Regulating AI: myths, challenges and leads

The arrival of generative artificial intelligence (AI) in the collective space, thanks to ChatGPT, has given rise to many calls to regulate AI.



Many of these calls are based on myths. The first is that AI as such should be regulated. Beware of shiny object syndrome! AI does not exist on its own: it is a technology that will be incorporated into products and services offered by companies to users. Regulating AI therefore means rather regulating the companies that offer it, the contracts or other mechanisms of this offer, and also the users who employ it. This kind of regulation is not new.

This leads to the second myth, that of the blank page: AI would evolve in a legal vacuum, in the absence of AI-specific rules that would spell out what is permitted or prohibited. Unlike fundamental freedoms in private law, the right already extends to the development, marketing and use of AI. However, this right must be developed to apply it to issues specific to AI. In this sense, regulating AI is more of an updating exercise than a literary creation.

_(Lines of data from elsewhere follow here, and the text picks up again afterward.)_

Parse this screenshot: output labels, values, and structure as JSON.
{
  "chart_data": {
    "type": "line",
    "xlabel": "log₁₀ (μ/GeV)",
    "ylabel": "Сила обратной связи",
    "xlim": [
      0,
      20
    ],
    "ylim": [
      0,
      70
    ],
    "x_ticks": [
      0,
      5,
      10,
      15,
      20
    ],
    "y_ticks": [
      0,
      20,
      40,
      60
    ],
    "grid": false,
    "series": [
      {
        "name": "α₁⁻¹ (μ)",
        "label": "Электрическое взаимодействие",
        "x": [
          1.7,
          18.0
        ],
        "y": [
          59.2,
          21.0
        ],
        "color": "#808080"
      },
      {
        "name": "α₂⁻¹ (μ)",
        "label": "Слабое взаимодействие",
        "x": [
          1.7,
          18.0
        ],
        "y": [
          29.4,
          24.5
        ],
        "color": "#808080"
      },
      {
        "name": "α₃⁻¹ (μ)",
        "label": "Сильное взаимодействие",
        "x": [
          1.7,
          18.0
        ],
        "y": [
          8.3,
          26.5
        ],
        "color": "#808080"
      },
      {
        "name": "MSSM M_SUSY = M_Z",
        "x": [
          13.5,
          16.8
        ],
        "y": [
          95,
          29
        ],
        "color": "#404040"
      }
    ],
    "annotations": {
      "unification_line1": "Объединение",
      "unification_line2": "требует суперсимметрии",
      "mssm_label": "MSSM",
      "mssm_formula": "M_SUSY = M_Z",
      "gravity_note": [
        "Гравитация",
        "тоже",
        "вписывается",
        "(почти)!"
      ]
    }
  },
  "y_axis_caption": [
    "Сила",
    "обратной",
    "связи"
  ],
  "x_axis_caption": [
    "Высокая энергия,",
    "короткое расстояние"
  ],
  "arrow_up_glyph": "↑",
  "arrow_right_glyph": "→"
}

These two myths undoubtedly stem from the culture of innovation in the digital sector, which has so far governed the development of AI. Relying on a legal framework that is permissive in the face of digital innovation, this culture wants any invention to be quickly disseminated on the market in order to break through, even if it means correcting the situation later if difficulties arise. This has served our societies well since the 1980s, but the deployment of social networks, for example, has already shown the limits of this approach.

In comparison, other sectors, such as pharmaceuticals, are governed by a more protective legal framework, where no invention makes it to market without first being tested and approved. These sectors are no less innovative for all that.

But the protective approach leads to a more cautious corporate culture, where we assess the risks of inventions well in advance to recalibrate if necessary (or abandon, if necessary), and we try to prevent abusive or malicious uses. .

Beyond the myths, the great challenge of AI regulation is therefore to change the culture of innovation in the digital sector, which requires a more protective legal framework. However, given the dynamic nature of AI and the lack of evidence, this framework will not resemble that of pharmaceuticals. A “responsible innovation” model, where the company co-manages the production and analysis of information on the socio-economic impact of its inventions with the public authority and other stakeholders, seems more appropriate.

It is towards such a model that the European Union (EU) is heading, which has taken the initiative with its draft AI Regulation, which should be adopted by the end of the year. This regulation forces producers of AI systems to ensure that they comply with regulatory principles before they are put on the market, and thus helps to hold them accountable. Canada is following in the footsteps of the EU with Bill C-27, which is less well documented, however.

In the shorter term, another legal reform may already push the digital sector to change its culture in the face of innovation. Digital has enjoyed great leniency in terms of civil liability for 30 years, which went hand in hand with the permissive approach described above. AI systems should be placed under a stricter regime, such as liability for defective products. Here again, the EU has embarked on this path, which Quebec would benefit from following.